Near term: Use BC Carbon Tax revenues collected in Metro Vancouver to reallocate towards transportation in this region The BC Carbon Tax is recognized as an effective way to reduce carbon emissions and improve economic efficiency. The benefits of this tax would be greatly increased by directing the revenues towards regional transportation improvements that reduce greenhouse gas emissions. The Vision calls for $250 million of the BC Carbon Tax currently paid by Metro Vancouver residents and businesses to be reallocated to transportation investment in this region.
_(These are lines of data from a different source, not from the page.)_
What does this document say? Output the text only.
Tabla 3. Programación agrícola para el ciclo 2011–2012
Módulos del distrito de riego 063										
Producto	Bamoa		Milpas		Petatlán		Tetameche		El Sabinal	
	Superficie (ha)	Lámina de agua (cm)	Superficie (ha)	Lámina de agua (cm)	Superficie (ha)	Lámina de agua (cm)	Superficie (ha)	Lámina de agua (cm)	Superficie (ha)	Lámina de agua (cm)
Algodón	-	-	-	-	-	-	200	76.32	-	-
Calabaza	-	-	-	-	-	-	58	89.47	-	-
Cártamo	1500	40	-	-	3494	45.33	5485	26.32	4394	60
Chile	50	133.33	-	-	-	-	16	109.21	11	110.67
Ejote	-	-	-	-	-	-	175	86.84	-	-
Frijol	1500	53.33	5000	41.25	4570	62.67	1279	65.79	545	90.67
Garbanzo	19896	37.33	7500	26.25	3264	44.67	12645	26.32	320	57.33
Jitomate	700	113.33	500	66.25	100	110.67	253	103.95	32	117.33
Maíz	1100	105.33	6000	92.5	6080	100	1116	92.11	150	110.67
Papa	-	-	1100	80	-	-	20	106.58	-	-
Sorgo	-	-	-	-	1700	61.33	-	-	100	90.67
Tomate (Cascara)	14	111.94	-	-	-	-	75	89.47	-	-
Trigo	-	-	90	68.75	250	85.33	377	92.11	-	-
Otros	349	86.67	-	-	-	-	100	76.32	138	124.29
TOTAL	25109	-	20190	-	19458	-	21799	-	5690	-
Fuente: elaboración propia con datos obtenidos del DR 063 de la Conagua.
If the Government of British Columbia chooses not to pursue this approach, another option is to increase the existing BC Carbon Tax rate for the Metro Vancouver region to support transportation investment.
Longer term: Staged introduction of mobility pricing on the road network The Mayors’ Council is committed to implementing a more consistent region-wide approach to pricing road usage as the most fair and effective way to reduce congestion. This approach will:
- Fund the remainder of this Vision and also allow us to reduce the fuel sales tax by $0.06 per litre
- Require careful study and consultation and take 5 to 8 years to implement in a way that is cost-effective and fair.